Machine learning-assisted early detection of keratoconus: a comparative analysis of corneal topography and biomechanical data.
Journal:
Scientific reports
Published Date:
Jul 8, 2025
Abstract
Keratoconus is a progressive eye disease characterized by the thinning and bulging of the cornea, leading to visual impairment. Early and accurate diagnosis is crucial for effective management and treatment. This study investigates the application of machine learning models to identify keratoconus based on corneal topography and biomechanical data. We collected a dataset comprising 144 corneal scans from adults aged 18-35, including an equal proportion of keratoconus and normal cases.
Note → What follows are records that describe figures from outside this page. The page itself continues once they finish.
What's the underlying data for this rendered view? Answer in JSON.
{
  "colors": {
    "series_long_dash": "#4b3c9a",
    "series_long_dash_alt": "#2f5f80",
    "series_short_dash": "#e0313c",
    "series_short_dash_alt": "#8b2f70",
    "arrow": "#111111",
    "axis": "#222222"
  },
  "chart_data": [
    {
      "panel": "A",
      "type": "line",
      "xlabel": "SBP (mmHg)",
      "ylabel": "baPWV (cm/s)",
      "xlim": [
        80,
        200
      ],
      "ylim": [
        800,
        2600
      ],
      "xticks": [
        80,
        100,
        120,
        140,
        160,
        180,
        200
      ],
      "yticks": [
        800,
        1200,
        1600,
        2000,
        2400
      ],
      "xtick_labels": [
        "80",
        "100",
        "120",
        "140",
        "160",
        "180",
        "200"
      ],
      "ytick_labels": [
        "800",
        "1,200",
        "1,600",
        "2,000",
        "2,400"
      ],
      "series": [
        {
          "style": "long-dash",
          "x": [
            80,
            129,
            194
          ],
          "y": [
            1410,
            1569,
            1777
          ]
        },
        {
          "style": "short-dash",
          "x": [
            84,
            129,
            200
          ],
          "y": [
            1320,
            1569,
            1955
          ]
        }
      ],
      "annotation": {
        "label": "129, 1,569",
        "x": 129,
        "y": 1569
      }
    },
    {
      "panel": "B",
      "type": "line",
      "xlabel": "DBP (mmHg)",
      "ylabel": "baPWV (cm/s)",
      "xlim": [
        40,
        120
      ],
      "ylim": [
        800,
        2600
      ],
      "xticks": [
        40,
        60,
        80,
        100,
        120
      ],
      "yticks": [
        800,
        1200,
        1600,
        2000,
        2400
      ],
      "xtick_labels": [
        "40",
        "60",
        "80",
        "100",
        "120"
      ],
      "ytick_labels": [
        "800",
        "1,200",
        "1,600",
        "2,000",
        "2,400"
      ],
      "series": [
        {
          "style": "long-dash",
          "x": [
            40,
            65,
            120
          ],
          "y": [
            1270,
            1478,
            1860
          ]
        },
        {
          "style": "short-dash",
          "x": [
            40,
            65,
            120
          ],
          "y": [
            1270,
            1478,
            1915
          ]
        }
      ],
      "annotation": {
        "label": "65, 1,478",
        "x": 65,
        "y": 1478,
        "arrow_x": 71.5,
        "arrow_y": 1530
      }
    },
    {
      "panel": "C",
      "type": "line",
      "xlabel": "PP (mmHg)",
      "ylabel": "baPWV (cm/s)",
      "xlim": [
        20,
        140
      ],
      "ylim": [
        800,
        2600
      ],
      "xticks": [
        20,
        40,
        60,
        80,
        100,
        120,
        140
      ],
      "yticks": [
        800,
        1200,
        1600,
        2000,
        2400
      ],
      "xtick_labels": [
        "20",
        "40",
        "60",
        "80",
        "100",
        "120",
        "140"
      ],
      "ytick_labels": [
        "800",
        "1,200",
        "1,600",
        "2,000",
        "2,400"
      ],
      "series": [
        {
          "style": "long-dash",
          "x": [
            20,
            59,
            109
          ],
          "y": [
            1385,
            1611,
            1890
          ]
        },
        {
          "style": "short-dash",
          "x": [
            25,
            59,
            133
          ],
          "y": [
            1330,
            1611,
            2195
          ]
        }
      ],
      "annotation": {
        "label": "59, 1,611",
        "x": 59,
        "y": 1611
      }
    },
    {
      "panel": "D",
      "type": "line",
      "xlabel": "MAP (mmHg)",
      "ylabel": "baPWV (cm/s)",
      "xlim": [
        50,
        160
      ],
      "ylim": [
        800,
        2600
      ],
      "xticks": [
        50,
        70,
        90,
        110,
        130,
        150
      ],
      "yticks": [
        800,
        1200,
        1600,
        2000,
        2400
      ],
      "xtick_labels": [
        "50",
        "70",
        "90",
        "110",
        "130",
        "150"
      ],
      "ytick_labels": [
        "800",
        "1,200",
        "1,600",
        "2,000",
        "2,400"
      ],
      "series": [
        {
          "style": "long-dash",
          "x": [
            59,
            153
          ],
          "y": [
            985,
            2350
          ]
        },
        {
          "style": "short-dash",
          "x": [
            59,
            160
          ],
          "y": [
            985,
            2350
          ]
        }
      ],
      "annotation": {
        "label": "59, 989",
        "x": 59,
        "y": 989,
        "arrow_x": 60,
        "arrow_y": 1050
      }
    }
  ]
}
Various machine learning algorithms were trained and evaluated on datasets containing different parameters obtained using the Pentacam device. The Random Forest algorithm demonstrated the highest reliability, achieving an accuracy of 98% during training and 96% on the test set, while also identifying the most diagnostically relevant measurements. Unlike prior studies, our approach enables detailed comparison between model-selected features and clinically recognized diagnostic parameters. This interpretability provides a clinically meaningful bridge between AI-driven predictions and expert-based decision-making. The results suggest that machine learning models, particularly Random Forest, can effectively aid in the early detection of keratoconus in young individuals, potentially improving patient outcomes through timely intervention.